SELMER Albert-Klarinetten wurden bis 1930/31 in der K-, dann bis 1939 in der L- und schließlich bis 1946 in der M-Serie hergestellt. SELMER-Klarinetten waren damals schon die teuersten Klarinetten, weshalb sich George Lewis, der nicht vermögend war, erst sehr spät eine SELMER Albert-Klarinette leisten konnte. Es wird gesagt, diese SELMER sei eine Klarinette aus dem Nachlass von Jimmie Noone, die dieser einmal aus Paris von SELMER als Geschenk bekommen hätte. Neben den Holzklarinetten waren von SELMER in den 1920/30er Jahren auch Metallklarinetten im Albert- und Boehm-System erhältlich. Dazuhin wurden für den englischen Markt von SELMER in den 1930er Jahren preisgünstigere Holz- und Metallklarinetten in beiden Systemen unter dem “French Make“-Label “Sterling“ angeboten. Diese Klarinetten waren jedoch keine Billiginstrumente (wie spätere “Sterling“-Klarinetten anderer Hersteller), sondern lediglich mit einem anderen Namen signierte K- und L-Serienmodelle ohne SELMER-Logo. Hauptsächlich für ihren Londoner SELMER Agenten lieferte die Pariser Stammfirma das in England sehr beliebte “Clinton“-Modell, eine Albert-Klarinette also mit einer “Barret action“ am Oberstück. Ferner baute SELMER in den 1930er Jahren neben Halb-Boehm Holz- und Metallklarinetten (siehe ‘rohrblatt Nr. 2/2018, Seite …) noch gedeckelte Albert- und Boehm-Klarinetten und sogar Albert-Klarinetten mit 4 und 6 Ringen, die bis Tief-Es gingen. Exemplare dieser weiteren Albert-Klarinettenmodelle befinden sich – bis auf die mit einer Tief-Es-Klappe ausgestattete SELMER mit 4 Ringen – auch in meiner Sammlung.
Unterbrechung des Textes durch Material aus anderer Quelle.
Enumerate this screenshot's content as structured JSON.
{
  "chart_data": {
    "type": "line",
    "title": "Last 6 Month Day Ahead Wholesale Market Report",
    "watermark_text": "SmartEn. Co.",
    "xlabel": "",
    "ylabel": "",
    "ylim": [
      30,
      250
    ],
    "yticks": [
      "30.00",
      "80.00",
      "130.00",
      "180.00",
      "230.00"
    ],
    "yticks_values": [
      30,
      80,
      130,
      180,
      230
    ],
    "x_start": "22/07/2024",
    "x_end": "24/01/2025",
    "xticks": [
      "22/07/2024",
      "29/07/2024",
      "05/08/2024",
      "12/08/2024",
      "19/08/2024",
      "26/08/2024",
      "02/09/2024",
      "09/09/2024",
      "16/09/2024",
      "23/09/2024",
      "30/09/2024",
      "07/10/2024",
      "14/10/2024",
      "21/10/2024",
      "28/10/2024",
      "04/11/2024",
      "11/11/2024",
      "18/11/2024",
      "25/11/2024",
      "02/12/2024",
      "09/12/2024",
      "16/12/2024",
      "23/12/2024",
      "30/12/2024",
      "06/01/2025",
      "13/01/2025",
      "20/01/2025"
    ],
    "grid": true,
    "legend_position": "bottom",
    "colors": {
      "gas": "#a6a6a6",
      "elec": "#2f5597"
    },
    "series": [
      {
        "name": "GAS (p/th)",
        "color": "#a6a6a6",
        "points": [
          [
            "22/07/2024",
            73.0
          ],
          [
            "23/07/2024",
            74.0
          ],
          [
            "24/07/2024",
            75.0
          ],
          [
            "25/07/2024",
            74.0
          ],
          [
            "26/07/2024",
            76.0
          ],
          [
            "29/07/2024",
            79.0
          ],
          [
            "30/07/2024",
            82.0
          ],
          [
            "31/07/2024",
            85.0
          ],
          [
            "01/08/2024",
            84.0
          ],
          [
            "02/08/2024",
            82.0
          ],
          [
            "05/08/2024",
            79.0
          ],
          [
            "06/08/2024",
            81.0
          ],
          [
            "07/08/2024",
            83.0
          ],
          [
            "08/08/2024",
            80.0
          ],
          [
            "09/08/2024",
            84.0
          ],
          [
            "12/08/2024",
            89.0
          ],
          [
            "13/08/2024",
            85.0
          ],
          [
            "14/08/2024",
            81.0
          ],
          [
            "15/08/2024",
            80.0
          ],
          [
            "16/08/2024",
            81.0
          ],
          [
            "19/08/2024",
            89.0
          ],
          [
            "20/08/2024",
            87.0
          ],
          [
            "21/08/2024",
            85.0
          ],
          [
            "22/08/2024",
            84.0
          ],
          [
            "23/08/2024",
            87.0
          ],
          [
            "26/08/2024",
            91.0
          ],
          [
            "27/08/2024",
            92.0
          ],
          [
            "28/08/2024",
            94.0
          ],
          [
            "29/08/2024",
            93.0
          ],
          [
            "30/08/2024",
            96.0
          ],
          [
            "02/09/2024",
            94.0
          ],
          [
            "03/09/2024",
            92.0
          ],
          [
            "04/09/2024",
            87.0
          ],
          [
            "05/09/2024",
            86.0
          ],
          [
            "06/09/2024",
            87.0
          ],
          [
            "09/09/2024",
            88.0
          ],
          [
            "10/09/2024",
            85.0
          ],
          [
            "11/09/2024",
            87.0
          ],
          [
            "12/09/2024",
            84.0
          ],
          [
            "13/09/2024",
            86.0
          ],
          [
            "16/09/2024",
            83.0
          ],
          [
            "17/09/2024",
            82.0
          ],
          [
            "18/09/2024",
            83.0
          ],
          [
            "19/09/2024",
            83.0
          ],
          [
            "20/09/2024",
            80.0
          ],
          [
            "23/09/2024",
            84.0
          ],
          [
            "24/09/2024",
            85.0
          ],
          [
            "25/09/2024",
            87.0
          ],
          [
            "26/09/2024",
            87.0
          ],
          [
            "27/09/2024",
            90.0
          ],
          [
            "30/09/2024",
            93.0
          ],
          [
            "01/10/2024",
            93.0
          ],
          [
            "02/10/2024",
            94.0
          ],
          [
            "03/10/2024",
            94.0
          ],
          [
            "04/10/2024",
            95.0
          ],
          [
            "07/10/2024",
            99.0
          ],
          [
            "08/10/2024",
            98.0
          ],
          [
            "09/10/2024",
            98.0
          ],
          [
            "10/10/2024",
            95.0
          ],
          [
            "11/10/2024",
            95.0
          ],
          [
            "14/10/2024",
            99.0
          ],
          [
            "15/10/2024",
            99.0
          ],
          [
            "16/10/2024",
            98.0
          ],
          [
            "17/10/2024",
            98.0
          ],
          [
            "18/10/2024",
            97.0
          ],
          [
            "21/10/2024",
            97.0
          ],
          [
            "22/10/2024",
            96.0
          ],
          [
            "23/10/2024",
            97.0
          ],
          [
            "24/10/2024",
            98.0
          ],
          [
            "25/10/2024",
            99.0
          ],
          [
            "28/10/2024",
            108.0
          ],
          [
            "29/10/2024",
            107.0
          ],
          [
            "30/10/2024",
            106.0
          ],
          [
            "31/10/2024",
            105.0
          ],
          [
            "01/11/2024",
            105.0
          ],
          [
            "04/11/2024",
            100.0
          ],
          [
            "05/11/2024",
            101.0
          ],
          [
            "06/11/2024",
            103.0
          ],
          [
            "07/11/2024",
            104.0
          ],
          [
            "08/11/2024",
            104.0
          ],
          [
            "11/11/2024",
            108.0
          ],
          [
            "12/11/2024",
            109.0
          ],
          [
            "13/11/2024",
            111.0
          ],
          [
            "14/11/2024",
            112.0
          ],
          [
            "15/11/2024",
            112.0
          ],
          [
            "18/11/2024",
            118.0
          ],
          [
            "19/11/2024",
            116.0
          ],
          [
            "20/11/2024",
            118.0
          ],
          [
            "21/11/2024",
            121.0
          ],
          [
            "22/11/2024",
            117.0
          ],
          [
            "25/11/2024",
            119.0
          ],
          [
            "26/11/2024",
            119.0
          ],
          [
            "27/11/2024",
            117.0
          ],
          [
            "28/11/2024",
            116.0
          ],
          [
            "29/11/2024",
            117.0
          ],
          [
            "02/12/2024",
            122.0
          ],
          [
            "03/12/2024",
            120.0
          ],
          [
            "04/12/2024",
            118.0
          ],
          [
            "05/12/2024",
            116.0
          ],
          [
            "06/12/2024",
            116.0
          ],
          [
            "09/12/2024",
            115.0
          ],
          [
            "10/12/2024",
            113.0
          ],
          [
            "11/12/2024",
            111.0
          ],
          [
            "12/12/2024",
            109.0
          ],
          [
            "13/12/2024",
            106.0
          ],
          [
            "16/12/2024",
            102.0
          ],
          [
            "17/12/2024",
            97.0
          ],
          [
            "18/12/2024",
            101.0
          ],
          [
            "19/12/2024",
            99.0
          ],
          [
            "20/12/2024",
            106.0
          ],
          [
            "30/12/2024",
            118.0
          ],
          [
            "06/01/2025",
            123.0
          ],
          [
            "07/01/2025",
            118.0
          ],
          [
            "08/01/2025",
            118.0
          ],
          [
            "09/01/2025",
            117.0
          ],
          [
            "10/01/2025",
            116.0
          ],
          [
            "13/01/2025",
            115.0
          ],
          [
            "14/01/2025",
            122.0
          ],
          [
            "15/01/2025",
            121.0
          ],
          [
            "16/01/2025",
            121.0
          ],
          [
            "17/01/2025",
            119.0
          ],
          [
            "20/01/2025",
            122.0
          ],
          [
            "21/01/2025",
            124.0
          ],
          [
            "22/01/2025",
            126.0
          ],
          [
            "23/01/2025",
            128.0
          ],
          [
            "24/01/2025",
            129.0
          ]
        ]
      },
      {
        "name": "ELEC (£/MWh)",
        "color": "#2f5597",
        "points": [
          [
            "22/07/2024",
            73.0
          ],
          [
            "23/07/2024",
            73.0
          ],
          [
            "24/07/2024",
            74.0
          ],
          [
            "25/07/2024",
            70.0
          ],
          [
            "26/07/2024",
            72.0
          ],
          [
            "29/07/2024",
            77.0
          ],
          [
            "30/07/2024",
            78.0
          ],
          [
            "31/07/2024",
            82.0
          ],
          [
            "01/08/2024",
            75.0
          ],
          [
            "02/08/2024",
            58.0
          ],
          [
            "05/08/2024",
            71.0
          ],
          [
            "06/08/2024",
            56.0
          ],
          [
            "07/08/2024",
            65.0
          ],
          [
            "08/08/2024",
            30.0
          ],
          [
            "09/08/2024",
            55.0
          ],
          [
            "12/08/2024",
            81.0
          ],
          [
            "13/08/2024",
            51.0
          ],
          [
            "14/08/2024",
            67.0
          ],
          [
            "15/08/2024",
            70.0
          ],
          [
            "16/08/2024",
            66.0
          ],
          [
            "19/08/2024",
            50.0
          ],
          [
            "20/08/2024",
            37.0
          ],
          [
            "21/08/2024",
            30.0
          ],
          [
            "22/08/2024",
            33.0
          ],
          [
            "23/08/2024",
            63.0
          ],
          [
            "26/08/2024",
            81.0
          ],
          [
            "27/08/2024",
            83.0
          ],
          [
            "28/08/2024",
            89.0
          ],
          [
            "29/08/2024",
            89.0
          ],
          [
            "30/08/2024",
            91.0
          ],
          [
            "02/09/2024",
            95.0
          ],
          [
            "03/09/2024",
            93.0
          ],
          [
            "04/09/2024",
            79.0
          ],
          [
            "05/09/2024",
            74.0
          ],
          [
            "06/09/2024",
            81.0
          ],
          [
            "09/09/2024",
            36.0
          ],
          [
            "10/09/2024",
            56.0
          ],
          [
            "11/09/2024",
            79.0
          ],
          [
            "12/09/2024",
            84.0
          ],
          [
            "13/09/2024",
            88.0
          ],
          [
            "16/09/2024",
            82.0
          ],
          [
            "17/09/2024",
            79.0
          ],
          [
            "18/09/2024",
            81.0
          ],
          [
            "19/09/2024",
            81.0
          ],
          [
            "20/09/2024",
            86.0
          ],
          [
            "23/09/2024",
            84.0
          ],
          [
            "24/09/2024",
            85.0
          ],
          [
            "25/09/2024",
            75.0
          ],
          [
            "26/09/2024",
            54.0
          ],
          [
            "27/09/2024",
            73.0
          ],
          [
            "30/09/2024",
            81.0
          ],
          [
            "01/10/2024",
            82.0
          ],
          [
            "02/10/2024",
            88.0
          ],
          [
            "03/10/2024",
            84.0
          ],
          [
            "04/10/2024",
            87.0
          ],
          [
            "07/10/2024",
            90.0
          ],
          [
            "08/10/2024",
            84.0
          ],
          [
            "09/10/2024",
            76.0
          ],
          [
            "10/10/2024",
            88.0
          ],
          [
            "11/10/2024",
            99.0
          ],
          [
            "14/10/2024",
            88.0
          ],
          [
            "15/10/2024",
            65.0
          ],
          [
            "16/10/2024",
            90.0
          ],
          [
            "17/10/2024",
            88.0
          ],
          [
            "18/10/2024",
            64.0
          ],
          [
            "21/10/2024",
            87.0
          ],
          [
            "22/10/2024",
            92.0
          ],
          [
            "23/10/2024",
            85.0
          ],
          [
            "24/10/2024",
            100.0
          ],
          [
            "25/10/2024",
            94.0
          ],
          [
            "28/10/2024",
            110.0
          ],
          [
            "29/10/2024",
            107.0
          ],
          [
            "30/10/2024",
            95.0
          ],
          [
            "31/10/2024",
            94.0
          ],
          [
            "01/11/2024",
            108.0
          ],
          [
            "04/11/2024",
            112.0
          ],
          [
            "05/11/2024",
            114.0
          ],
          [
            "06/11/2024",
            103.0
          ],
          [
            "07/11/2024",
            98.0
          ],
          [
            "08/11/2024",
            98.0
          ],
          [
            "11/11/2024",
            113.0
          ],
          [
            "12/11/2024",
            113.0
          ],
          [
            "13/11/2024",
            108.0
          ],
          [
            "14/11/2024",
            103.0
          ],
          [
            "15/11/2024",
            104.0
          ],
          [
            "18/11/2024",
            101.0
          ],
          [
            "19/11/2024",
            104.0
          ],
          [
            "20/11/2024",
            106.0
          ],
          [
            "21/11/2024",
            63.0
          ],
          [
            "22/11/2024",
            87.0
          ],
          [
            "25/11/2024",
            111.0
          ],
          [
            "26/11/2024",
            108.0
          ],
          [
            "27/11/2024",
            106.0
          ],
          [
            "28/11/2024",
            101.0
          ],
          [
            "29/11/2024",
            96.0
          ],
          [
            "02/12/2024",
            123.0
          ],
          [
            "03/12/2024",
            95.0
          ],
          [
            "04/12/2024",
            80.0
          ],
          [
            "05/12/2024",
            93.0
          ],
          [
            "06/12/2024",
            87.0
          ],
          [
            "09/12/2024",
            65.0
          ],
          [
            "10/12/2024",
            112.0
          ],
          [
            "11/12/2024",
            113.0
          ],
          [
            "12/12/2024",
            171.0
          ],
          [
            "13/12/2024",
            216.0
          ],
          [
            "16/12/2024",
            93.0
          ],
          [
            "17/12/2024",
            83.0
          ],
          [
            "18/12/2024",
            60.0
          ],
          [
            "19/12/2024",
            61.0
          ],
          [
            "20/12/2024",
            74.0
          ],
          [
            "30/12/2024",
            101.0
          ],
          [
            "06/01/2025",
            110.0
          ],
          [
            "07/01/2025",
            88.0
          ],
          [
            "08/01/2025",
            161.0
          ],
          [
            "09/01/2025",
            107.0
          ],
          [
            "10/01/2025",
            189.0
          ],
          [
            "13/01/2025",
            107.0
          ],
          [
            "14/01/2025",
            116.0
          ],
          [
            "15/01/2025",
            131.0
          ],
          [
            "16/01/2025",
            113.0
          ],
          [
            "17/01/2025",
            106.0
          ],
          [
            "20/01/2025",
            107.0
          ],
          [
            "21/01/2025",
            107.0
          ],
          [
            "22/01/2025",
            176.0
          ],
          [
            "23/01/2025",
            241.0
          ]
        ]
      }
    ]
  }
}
Wegen der Authentizität und des kräftigen Tones spielen heute einige jüngere, dem traditionellen Jazz verpflichtete Jazzklarinettisten auf alten SELMER Albert-Holzklarinetten, wie z. B. der Amerikaner Evan Christopher, der Deutsche Matthias Seuffert, der Australier Karl Hird oder der Däne Jesper Capion Larsen. Dazuhin liegen SELMER Albert-Klarinetten besonders gut und komfortabel in den Spielerhänden.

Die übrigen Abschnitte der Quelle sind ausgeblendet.